A “tempestade de areia” de Pequim, noticiada esta semana, foi, na verdade, uma tempestade de poeira, que é potencialmente um problema muito mais sério do que areia.
O céu em Pequim ficou laranja recentemente, graças ao que foi amplamente divulgado como uma grande tempestade de areia.
O problema, pelo menos em termos de saúde pública, é que não foi exatamente uma tempestade de areia. Foi uma tempestade de poeira.
Isso pode soar a um ato de pedantismo geológico, mas representa uma diferença crucial e resume-se a uma questão de tamanho. Os grãos de areia são partículas minerais com diâmetro maior que 0,06 mm – do tipo que roça os tornozelos num dia de vento na praia. A poeira é potencialmente um problema muito mais sério do que areia ao vento.
Partículas de poeira são aqueles grãos menores, sedosos ao toque e que não arranham a pele. Crucialmente, esses grãos menores e mais leves podem viajar muito mais longe.
Eles podem ver-se suspensos num processo atmosférico global que os vê transferidos ao redor do mundo. A areia não sopra facilmente por centenas de quilómetros, ou mesmo ao à volta do mundo – a poeira sim.
O tamanho do grão também é importante, pois as partículas de poeira mais finas são sérios riscos para a saúde humana, pois são pequenas o suficiente para serem absorvidas pelos pulmões.
Tempestades de poeira na China ocorreram muito antes de os humanos terem um impacto generalizado na paisagem. Durante as repetidas idades do gelo dos últimos 2,6 milhões de anos, enormes volumes de poeira foram gerados pelo avanço e recuo das camadas de gelo, formando depósitos conhecidos como loess.
Ao longo dos milénios, eles acumularam-se a uma espessura de até 350 metros para formar o planalto chinês de Loess, cobrindo uma área maior do que França. O loess é rico em nutrientes minerais e contribui para um solo agrícola produtivo. Em grande parte, são essas terras agrícolas que agora estão a ser erodidas novamente pelo vento e a recircular como poeira.

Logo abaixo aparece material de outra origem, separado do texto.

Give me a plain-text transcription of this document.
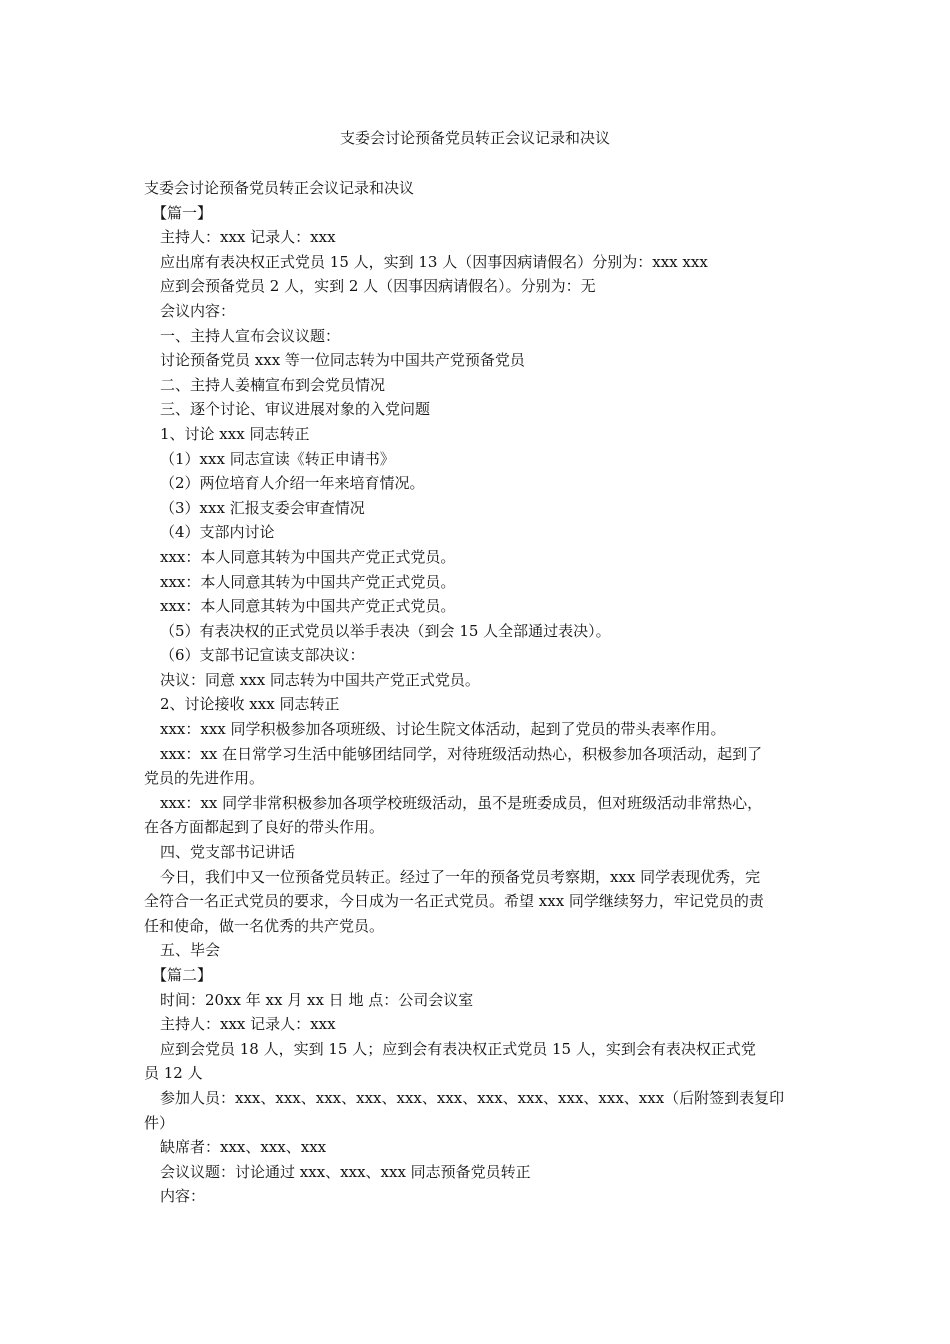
支委会讨论预备党员转正会议记录和决议

支委会讨论预备党员转正会议记录和决议

【篇一】

主持人：xxx 记录人：xxx

应出席有表决权正式党员 15 人，实到 13 人（因事因病请假名）分别为：xxx xxx

应到会预备党员 2 人，实到 2 人（因事因病请假名）。分别为：无

会议内容：

一、主持人宣布会议议题：

讨论预备党员 xxx 等一位同志转为中国共产党预备党员

二、主持人姜楠宣布到会党员情况

三、逐个讨论、审议进展对象的入党问题

1、讨论 xxx 同志转正

（1）xxx 同志宣读《转正申请书》

（2）两位培育人介绍一年来培育情况。

（3）xxx 汇报支委会审查情况

（4）支部内讨论

xxx：本人同意其转为中国共产党正式党员。

xxx：本人同意其转为中国共产党正式党员。

xxx：本人同意其转为中国共产党正式党员。

（5）有表决权的正式党员以举手表决（到会 15 人全部通过表决）。

（6）支部书记宣读支部决议：

决议：同意 xxx 同志转为中国共产党正式党员。

2、讨论接收 xxx 同志转正

xxx：xxx 同学积极参加各项班级、讨论生院文体活动，起到了党员的带头表率作用。

xxx：xx 在日常学习生活中能够团结同学，对待班级活动热心，积极参加各项活动，起到了

党员的先进作用。

xxx：xx 同学非常积极参加各项学校班级活动，虽不是班委成员，但对班级活动非常热心，

在各方面都起到了良好的带头作用。

四、党支部书记讲话

今日，我们中又一位预备党员转正。经过了一年的预备党员考察期，xxx 同学表现优秀，完

全符合一名正式党员的要求，今日成为一名正式党员。希望 xxx 同学继续努力，牢记党员的责

任和使命，做一名优秀的共产党员。

五、毕会

【篇二】

时间：20xx 年 xx 月 xx 日 地 点：公司会议室

主持人：xxx 记录人：xxx

应到会党员 18 人，实到 15 人；应到会有表决权正式党员 15 人，实到会有表决权正式党

员 12 人

参加人员：xxx、xxx、xxx、xxx、xxx、xxx、xxx、xxx、xxx、xxx、xxx（后附签到表复印

件）

缺席者：xxx、xxx、xxx

会议议题：讨论通过 xxx、xxx、xxx 同志预备党员转正

内容：
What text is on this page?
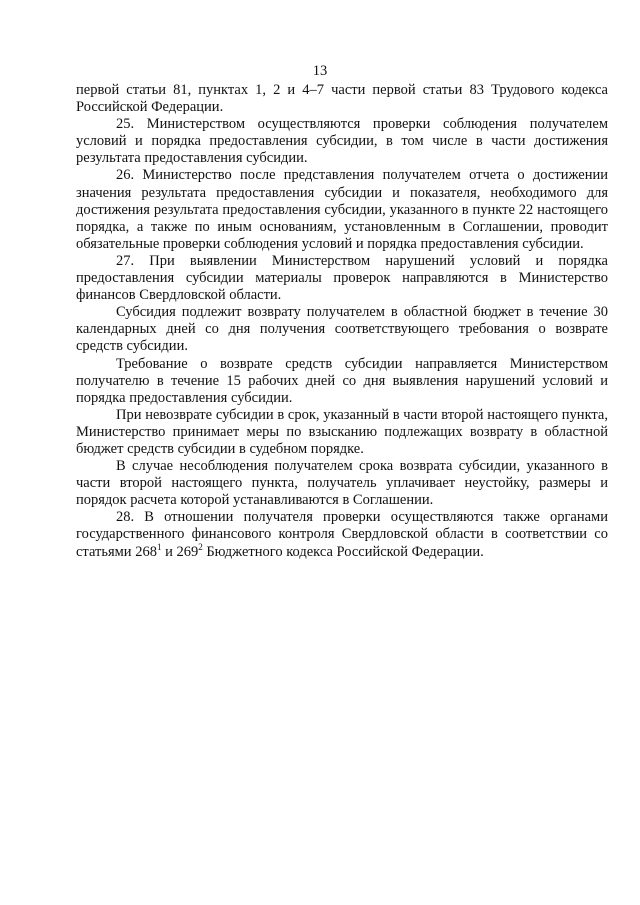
13

первой статьи 81, пунктах 1, 2 и 4–7 части первой статьи 83 Трудового кодекса Российской Федерации.

25. Министерством осуществляются проверки соблюдения получателем условий и порядка предоставления субсидии, в том числе в части достижения результата предоставления субсидии.

26. Министерство после представления получателем отчета о достижении значения результата предоставления субсидии и показателя, необходимого для достижения результата предоставления субсидии, указанного в пункте 22 настоящего порядка, а также по иным основаниям, установленным в Соглашении, проводит обязательные проверки соблюдения условий и порядка предоставления субсидии.

27. При выявлении Министерством нарушений условий и порядка предоставления субсидии материалы проверок направляются в Министерство финансов Свердловской области.

Субсидия подлежит возврату получателем в областной бюджет в течение 30 календарных дней со дня получения соответствующего требования о возврате средств субсидии.

Требование о возврате средств субсидии направляется Министерством получателю в течение 15 рабочих дней со дня выявления нарушений условий и порядка предоставления субсидии.

При невозврате субсидии в срок, указанный в части второй настоящего пункта, Министерство принимает меры по взысканию подлежащих возврату в областной бюджет средств субсидии в судебном порядке.

В случае несоблюдения получателем срока возврата субсидии, указанного в части второй настоящего пункта, получатель уплачивает неустойку, размеры и порядок расчета которой устанавливаются в Соглашении.

28. В отношении получателя проверки осуществляются также органами государственного финансового контроля Свердловской области в соответствии со статьями $268^1$ и $269^2$ Бюджетного кодекса Российской Федерации.
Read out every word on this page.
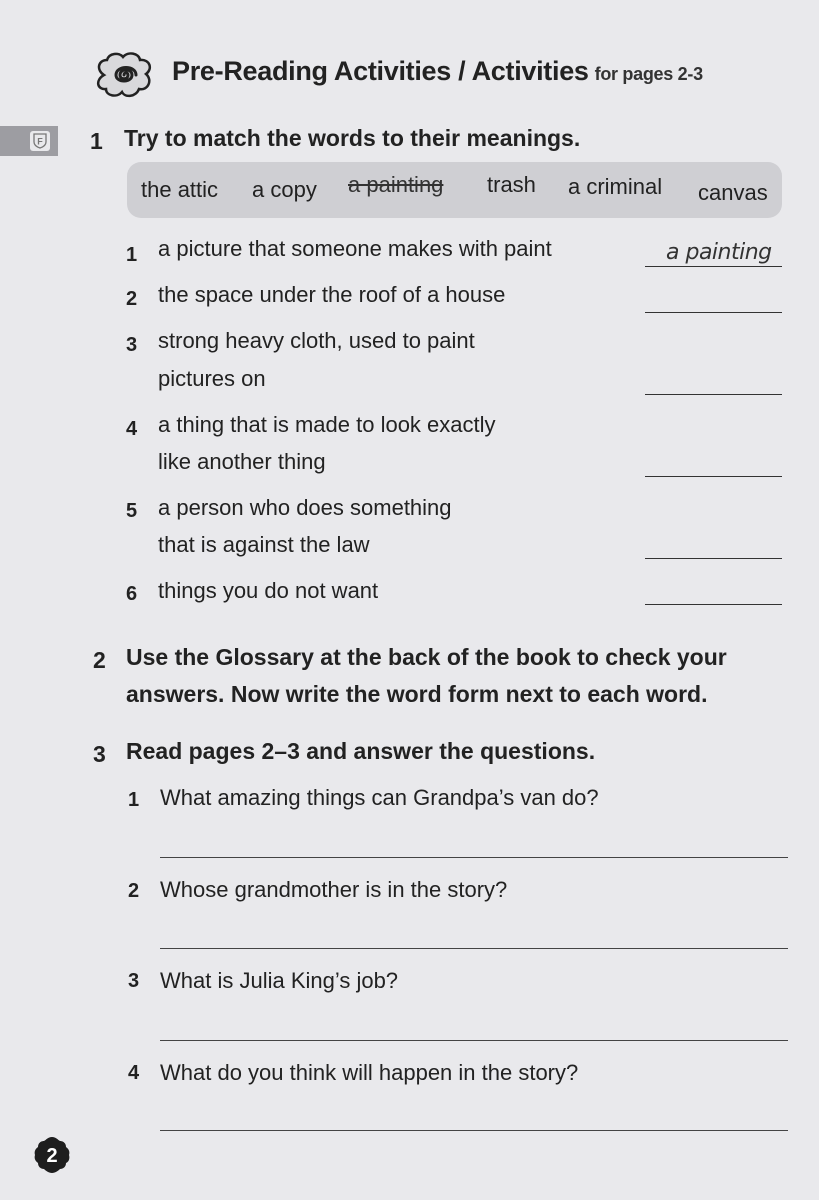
Pre-Reading Activities / Activities for pages 2-3
F 1 Try to match the words to their meanings.
the attic a copy a painting trash a criminal canvas
1 a picture that someone makes with paint	a painting
2 the space under the roof of a house
3 strong heavy cloth, used to paint
pictures on
4 a thing that is made to look exactly
like another thing
5 a person who does something
that is against the law
6 things you do not want
2 Use the Glossary at the back of the book to check your
answers. Now write the word form next to each word.
3 Read pages 2–3 and answer the questions.
1 What amazing things can Grandpa’s van do?
2 Whose grandmother is in the story?
3 What is Julia King’s job?
4 What do you think will happen in the story?
2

Mas então, o que está a causar as tempestades de poeira atuais? É um processo puramente natural, ou uma função das alterações climáticas, ou má gestão da terra, talvez? A resposta é complexa – e provavelmente inclui um pouco de cada um desses fatores.
Um recente publicado no ano passado na Nature Communications considerou o papel combinado que diferentes regimes dinásticos e alterações climáticas tiveram na frequência das tempestades de poeira na China nos últimos 2.000 anos e mostrou que um aumento nas tempestades de poeira coincidiu com o aumento da população e com o fortalecimento da circulação das monções asiáticas.
Paradoxalmente, o aumento da atividade da tempestade de poeira ocorreu durante os períodos de aumento das chuvas, pois permitiu o florescimento de dinastias e o crescimento da população, aumentando a demanda por desflorestação agrícola.
À primeira vista, parece um quadro implacavelmente sombrio de erosão da paisagem, perda de terras agrícolas produtivas, poluição atmosférica e impactos na saúde, mas há um aspeto final na história das tempestades de poeira. O seu papel no transporte de nutrientes minerais essenciais, mais notavelmente ferro, para os oceanos foi reconhecido há algum tempo, e então as tempestades de poeira às vezes são consideradas “fertilizantes” de fitoplâncton dos oceanos.